Once they got going, people just kept on inventing new languages for all sorts of reasons. The obvious deficiencies of FORTRAN and COBOL were fixed. Languages could handle intense calculations and business data processing about as well. But back around 1970, 50 years ago, there remained a gap. That gap was that an important category of programs could not be written in any of the high-level languages. Essential programs like operating systems, device drivers, compilers and other “systems” software continued to be written in the assembler language of the machine for which it was intended. There were attempts to fill this gap, but they failed. Then a couple super-nerds at Bell Labs, building on an earlier good shot at solving the problem, invented the language C.

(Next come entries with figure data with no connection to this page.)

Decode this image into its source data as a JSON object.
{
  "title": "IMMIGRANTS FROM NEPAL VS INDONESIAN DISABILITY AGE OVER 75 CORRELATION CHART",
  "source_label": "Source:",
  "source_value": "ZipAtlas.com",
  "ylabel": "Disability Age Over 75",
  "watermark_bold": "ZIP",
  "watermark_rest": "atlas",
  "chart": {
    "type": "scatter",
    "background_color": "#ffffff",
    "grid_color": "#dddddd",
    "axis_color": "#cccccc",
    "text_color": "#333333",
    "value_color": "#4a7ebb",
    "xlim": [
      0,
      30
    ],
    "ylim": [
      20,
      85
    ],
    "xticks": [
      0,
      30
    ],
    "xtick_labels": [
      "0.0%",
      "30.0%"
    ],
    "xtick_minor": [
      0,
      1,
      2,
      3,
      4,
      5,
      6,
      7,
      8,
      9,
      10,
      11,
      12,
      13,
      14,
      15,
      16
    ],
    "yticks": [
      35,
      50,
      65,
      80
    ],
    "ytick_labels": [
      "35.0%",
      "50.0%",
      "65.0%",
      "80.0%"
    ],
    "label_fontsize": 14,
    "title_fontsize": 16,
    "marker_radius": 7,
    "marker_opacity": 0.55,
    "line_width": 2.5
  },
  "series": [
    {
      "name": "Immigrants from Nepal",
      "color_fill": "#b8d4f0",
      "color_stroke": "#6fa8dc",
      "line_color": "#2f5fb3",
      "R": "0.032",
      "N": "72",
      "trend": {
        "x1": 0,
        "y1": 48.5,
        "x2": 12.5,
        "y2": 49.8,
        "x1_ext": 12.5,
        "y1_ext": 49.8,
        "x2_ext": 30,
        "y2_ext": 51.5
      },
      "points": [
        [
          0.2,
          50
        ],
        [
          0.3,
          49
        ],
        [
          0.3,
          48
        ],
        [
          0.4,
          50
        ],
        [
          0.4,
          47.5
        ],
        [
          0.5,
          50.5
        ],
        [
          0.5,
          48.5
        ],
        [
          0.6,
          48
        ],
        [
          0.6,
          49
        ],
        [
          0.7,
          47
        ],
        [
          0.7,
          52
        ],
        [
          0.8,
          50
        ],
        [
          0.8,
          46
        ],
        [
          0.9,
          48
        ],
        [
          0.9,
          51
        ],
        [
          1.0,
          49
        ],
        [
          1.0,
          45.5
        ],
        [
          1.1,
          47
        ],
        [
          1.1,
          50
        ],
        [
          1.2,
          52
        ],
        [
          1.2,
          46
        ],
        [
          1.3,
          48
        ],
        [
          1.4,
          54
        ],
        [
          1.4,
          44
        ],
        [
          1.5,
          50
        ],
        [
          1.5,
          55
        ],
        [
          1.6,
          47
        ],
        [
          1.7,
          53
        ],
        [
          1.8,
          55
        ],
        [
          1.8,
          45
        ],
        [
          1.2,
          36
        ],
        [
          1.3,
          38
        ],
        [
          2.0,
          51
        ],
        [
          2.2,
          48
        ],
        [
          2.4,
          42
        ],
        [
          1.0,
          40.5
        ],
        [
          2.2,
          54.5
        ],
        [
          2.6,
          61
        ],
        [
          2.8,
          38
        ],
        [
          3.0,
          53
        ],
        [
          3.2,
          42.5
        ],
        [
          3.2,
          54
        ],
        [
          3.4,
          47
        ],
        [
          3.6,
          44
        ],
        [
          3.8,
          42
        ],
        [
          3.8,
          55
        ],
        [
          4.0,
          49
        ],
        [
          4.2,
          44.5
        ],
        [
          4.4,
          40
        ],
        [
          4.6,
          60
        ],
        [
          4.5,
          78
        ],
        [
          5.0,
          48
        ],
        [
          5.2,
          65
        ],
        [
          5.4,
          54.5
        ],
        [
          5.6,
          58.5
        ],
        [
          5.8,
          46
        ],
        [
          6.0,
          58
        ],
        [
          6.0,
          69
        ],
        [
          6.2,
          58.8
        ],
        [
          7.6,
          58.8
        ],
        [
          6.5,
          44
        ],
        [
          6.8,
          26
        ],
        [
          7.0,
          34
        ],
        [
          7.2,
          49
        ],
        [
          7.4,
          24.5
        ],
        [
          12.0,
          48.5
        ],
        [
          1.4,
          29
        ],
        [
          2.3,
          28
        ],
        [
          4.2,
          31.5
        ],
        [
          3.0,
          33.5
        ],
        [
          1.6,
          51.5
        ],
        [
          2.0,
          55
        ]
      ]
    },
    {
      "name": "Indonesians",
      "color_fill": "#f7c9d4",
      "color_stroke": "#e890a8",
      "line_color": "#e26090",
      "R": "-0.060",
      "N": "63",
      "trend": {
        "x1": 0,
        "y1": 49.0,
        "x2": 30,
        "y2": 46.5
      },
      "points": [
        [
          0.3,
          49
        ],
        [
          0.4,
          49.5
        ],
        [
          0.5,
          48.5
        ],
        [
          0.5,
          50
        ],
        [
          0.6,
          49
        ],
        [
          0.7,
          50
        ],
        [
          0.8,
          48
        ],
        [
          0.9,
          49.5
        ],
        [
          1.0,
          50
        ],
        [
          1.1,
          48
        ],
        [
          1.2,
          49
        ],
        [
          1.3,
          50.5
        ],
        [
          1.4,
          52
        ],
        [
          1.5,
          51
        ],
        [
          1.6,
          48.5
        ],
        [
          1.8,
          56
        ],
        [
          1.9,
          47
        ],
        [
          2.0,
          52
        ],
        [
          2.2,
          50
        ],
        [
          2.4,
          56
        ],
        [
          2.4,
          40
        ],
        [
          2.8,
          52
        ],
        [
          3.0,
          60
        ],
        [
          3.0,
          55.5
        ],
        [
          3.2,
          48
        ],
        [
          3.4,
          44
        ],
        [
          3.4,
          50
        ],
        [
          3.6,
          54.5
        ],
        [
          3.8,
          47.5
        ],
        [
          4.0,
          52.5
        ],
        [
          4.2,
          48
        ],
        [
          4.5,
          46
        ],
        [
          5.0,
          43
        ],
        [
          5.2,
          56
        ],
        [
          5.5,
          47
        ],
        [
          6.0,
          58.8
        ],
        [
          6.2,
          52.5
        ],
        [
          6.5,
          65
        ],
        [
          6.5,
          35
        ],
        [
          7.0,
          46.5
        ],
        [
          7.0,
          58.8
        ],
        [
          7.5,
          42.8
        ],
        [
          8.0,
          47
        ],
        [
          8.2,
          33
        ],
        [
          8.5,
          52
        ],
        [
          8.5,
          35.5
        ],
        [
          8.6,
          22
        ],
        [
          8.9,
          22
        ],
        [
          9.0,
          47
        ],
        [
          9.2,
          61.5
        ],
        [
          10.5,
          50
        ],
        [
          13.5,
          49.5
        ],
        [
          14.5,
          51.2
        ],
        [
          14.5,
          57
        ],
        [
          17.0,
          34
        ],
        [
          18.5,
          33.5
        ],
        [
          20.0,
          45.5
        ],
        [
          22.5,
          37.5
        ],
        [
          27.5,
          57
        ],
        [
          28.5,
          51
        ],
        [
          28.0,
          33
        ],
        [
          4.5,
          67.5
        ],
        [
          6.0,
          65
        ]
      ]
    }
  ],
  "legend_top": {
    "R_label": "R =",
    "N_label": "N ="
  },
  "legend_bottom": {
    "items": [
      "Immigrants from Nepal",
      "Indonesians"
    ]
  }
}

They rewrote the UNIX kernel in C, and the rest is history – C became the high-level language of choice for writing systems software and still holds that place.

Conclusion

Two giant advances were made in programming languages. Each of these happened early in computing history, in the 1950’s. The first giant advance was the biggest: with assembler language, machine language was reasonable to write, read and change. The second giant advance was the category of high level languages. Two minor variants on the concept, COBOL and FORTRAN, established the value of having a language that enabled expressions and could be compiled to run efficiently on any machine. In spite of the on-going tumult of language invention that has taken place since, the fact that huge bodies of working code written in those two languages continue to perform important jobs makes it clear that they embodied the giant advance that was high level languages. The only substantial omission in those languages – the ability to directly reference computer memory – was filled by the invention of the language C.

Most of what’s happened since in programming languages is little but sound and fury. For a review of those non-advances see this.

I do appreciate some of the subtle changes that have been made in language design. Some modern languages really are better – but mostly not because of the details of the language! I’ll treat this issue in a future post. Meanwhile, it’s important to understand history and appreciate the giant steps forward that high level languages as a category represent.